3. And we need tests that are better markers of metabolic health and cardiac risk. In predicting who will have a heart attack, it is elevated blood glucose, high triglycerides, low HDL, high Lpa and inflammation that have the greatest predictive power. The American College of Cardiology and American Heart Association finally recommended in March 2026 that people check their cardiac risk through ordering CAC, hsCRP and Lpa.⁸ 

   
   

   By being aware of our genetic, acquired and lifestyle individual risks, we can address the root causes of heart disease to better prevent and treat our number one killer. The reflex loop of high LDL and statin prescription hasn’t been working except for pharmaceutical shareholders. 

   
   

I have great hope for medicine, as patients demand more and metabolic approaches take root.

References: 

3) da Luz PL, Favarato D, Faria-Neto JR Jr, Lemos P, Chagas AC. High ratio of triglycerides to HDL-cholesterol predicts extensive coronary disease.

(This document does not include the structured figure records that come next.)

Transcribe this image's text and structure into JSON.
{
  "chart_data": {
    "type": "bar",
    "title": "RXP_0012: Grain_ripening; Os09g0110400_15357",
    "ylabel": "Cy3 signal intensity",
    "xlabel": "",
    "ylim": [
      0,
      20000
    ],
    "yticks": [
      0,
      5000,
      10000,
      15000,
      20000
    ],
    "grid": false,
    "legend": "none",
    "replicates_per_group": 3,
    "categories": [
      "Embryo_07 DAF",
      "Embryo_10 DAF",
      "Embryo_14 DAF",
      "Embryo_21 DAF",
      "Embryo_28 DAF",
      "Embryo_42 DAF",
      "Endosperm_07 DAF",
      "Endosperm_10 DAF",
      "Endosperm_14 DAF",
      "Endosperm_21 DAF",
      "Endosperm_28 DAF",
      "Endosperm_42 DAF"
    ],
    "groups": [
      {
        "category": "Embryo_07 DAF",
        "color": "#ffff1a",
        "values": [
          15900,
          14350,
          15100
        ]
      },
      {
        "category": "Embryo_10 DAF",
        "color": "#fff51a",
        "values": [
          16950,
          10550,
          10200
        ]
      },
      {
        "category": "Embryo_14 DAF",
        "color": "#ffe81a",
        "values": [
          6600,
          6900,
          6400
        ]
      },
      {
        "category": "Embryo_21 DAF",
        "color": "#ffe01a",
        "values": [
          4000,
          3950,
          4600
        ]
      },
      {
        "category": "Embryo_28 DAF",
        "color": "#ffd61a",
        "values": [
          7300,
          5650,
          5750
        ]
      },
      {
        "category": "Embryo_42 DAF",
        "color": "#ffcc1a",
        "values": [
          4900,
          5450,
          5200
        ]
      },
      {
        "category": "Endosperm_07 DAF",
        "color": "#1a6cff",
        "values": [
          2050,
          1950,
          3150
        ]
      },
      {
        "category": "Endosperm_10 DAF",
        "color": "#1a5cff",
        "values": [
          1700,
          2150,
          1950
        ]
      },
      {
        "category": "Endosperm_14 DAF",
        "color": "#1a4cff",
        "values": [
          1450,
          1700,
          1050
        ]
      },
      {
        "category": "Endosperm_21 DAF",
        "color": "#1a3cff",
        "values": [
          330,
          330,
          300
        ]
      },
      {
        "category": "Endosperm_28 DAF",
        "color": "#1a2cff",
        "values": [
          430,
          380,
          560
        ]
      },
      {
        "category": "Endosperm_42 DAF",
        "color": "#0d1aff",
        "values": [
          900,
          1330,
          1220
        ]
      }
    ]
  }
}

Clinics (Sao Paulo). 2008 Aug;63(4):427-32. doi: 10.1590/s1807-59322008000400003. PMID: 18719750

4) Amit Sachdeva, MD,Christopher P. Cannon, MD,Prakash C. Deedwania, MD,Kenneth A. LaBresh, MD,Sidney C. Smith, Jr,David Dai, Adrian Hernandez, MD,Gregg C. Fonarow, MD Lipid levels in patients hospitalized with coronary artery disease: An analysis of 136,905 hospitalizations in Get With The Guidelines Am Heart Journal January 2009

5) Budoff M, Manubolu VS, Kinninger A, Norwitz NG, Feldman D, Wood TR, Fialkow J, Cury R, Feldman T, Nasir K. Carbohydrate Restriction-Induced Elevations in LDL-Cholesterol and Atherosclerosis: The KETO Trial. JACC Adv. 2024 Aug 28;3(8):101109. doi: 10.1016/j.jacadv.2024.101109. PMID: 39372369; PMCID 

6) Kip KE, Diamond D, Mulukutla S, Marroquin OC. Is LDL cholesterol associated with long-term mortality among primary prevention adults? A retrospective cohort study from a large healthcare system. BMJ Open. 2024 Mar 28;14(3):e077949. doi: 10.1136/bmjopen-2023-077949. PMID: 38548371 

7) https://www.amgen.com/stories/2023/02/8-things-to-know-about-lipoproteina

8) Blumenthal, Roger S., et al. "2026 

ACC/AHA/AACVPR/ABC/ACPM/ADA/AGS/APhA/ASPC/NLA/PCNA Guideline on the Management of Dyslipidemia: A Report of the American College of Cardiology/American Heart Association Joint Committee on Clinical Practice Guidelines." Circulation, vol. 153, 13 Mar. 2026. AHA Journals, doi:10.1161/CIR.0000000000001423.